After leaving the country for personal and business meetings, Neal was blocked at the border as he sought to return. He is appealing against the decision but has as yet not been given a reason for this treatment. There is no suggestion that Hunnewell Partners played a role.
“I know for a fact that the issue was raised by the UK ambassador with the Georgian foreign minister, but I don’t know that any … sort of reason was given diplomatically behind the scenes,” he said.
A spokesperson for Hunnewell Partners said: “Hunnewell Partners had no involvement whatsoever in Georgia’s decision to deny Will Neal entry into Georgia. This action also occurred without our prior knowledge. The first we learned of the incident was through media reporting.

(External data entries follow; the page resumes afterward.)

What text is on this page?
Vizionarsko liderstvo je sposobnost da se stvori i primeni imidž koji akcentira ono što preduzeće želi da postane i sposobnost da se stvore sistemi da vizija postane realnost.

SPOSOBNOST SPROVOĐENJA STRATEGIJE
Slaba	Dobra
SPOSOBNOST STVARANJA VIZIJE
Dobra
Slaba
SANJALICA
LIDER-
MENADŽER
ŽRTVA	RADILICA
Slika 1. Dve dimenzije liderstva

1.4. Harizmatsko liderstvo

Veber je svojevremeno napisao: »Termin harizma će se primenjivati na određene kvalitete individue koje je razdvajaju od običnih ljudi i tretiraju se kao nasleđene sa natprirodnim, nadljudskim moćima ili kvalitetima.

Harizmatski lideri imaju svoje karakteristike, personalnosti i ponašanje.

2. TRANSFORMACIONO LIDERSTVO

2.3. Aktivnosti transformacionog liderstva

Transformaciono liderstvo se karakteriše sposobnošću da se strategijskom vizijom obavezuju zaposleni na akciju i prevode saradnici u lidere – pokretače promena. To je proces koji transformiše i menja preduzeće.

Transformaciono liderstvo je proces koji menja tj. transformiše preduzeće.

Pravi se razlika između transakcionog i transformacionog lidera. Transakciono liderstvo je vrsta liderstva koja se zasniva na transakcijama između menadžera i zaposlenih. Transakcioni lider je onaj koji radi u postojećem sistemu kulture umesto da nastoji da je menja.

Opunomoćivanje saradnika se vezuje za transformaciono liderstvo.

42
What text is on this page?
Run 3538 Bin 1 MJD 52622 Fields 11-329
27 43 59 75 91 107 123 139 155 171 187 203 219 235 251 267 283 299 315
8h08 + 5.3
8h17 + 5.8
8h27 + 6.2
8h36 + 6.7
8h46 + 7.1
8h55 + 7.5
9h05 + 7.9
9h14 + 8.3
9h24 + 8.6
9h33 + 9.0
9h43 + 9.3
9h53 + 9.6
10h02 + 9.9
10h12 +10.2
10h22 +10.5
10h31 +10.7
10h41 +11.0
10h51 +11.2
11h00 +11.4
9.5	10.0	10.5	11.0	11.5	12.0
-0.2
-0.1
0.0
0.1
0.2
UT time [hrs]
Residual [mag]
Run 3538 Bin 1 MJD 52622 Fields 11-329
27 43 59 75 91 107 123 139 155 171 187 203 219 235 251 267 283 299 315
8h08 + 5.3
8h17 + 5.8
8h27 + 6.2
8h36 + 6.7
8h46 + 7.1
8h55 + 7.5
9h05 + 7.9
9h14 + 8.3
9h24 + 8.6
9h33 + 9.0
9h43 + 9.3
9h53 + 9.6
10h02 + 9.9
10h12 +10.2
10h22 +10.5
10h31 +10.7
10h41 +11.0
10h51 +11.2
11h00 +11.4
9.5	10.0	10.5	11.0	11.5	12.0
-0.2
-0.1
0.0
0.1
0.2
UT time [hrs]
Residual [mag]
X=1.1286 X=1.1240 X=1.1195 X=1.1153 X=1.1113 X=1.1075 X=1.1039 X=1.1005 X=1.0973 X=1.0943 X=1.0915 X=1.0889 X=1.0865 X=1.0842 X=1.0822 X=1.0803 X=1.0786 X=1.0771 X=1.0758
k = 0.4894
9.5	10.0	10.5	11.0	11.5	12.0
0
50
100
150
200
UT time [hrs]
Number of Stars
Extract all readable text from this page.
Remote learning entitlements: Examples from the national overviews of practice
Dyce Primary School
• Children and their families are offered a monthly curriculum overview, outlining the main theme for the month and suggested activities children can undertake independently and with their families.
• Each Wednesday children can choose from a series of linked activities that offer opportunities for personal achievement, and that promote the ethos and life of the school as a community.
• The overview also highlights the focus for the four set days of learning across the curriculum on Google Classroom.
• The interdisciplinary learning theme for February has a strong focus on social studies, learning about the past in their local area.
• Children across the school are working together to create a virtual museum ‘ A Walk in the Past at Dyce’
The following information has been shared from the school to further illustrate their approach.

“We have neither the desire nor the power to inconvenience a journalist in that way. Nor does any of Hunnewell’s affiliates. We actively support and promote the principle of a free and independent press in every jurisdiction, and are perfectly happy to accept scrutiny that is unbiased and based on the facts.”
Georgia’s foreign affairs ministry did not respond to a request for comment.
The British government has enacted sanctions against some Georgian politicians, businessmen and officials, including the country’s general prosecutor, but civil society groups and opposition figures want more.
The UK’s position as a safe haven for wealthy people is said by opposition figures to give it greater leverage over the Georgian government, including Ivanishvili, who the Pandora Papers leak in 2021 showed had registered 12 companies in the British Virgin Islands between 1998 and 2016.
Hunnewell Partners is a co-investor with a private equity fund founded by Ivanishvili in a Georgian cement company. Rukhadze has already been put under sanctions by Ukraine and Lithuania.
A Hunnewell spokesperson said: “These measures are not based on any proper assessment of the facts and stem from a smear campaign launched by figures in the Georgian opposition and the previous president Mikheil Saakashvili, who seized Imedi TV and put it under state control during his reign.
“They are targeting Irakli Rukhadze in an attempt to suppress the most popular TV station in Georgia because it opposes their return to power.”
Of the business link, the spokesperson added: “There’s an indirect business relationship with Ivanishvili via one investment, the cement company. Nothing very unusual, given [Ivanishvili’s] prominence in Georgian business.”
He added that Hunnewell’s directors had taken precautions to not violate sanctions imposed on Russia with Rukhadze having resigned from the board of Rissa, a Russian bottled water company where he’d been a director for 20 years.
For some, the case of Hunnewell Partners is a test as to the British government’s resolve over Georgia’s future as a democracy. Sandro Kevkhishvili, the anti-corruption programme manager at Transparency International Georgia, said: “Rukhadze is not formally a member of Georgian Dream but he is, as he says, a supporter. It is a political actor. So what is the British government’s position on this? That is the question. And using a sanctions mechanism of some kind is definitely one way of dealing with it.”
Giorgi Kandelaki, a former member of parliament and now a researcher at the Soviet Past Research Laboratory, said Georgia’s transformation mattered.
“What is unfolding in Georgia is not just another instance of democratic backsliding in a distant country,” he said. “Georgia’s trajectory carries a profound geopolitical weight: a nation once counted among the west’s most committed allies is now being taken over by the enemies of freedom.”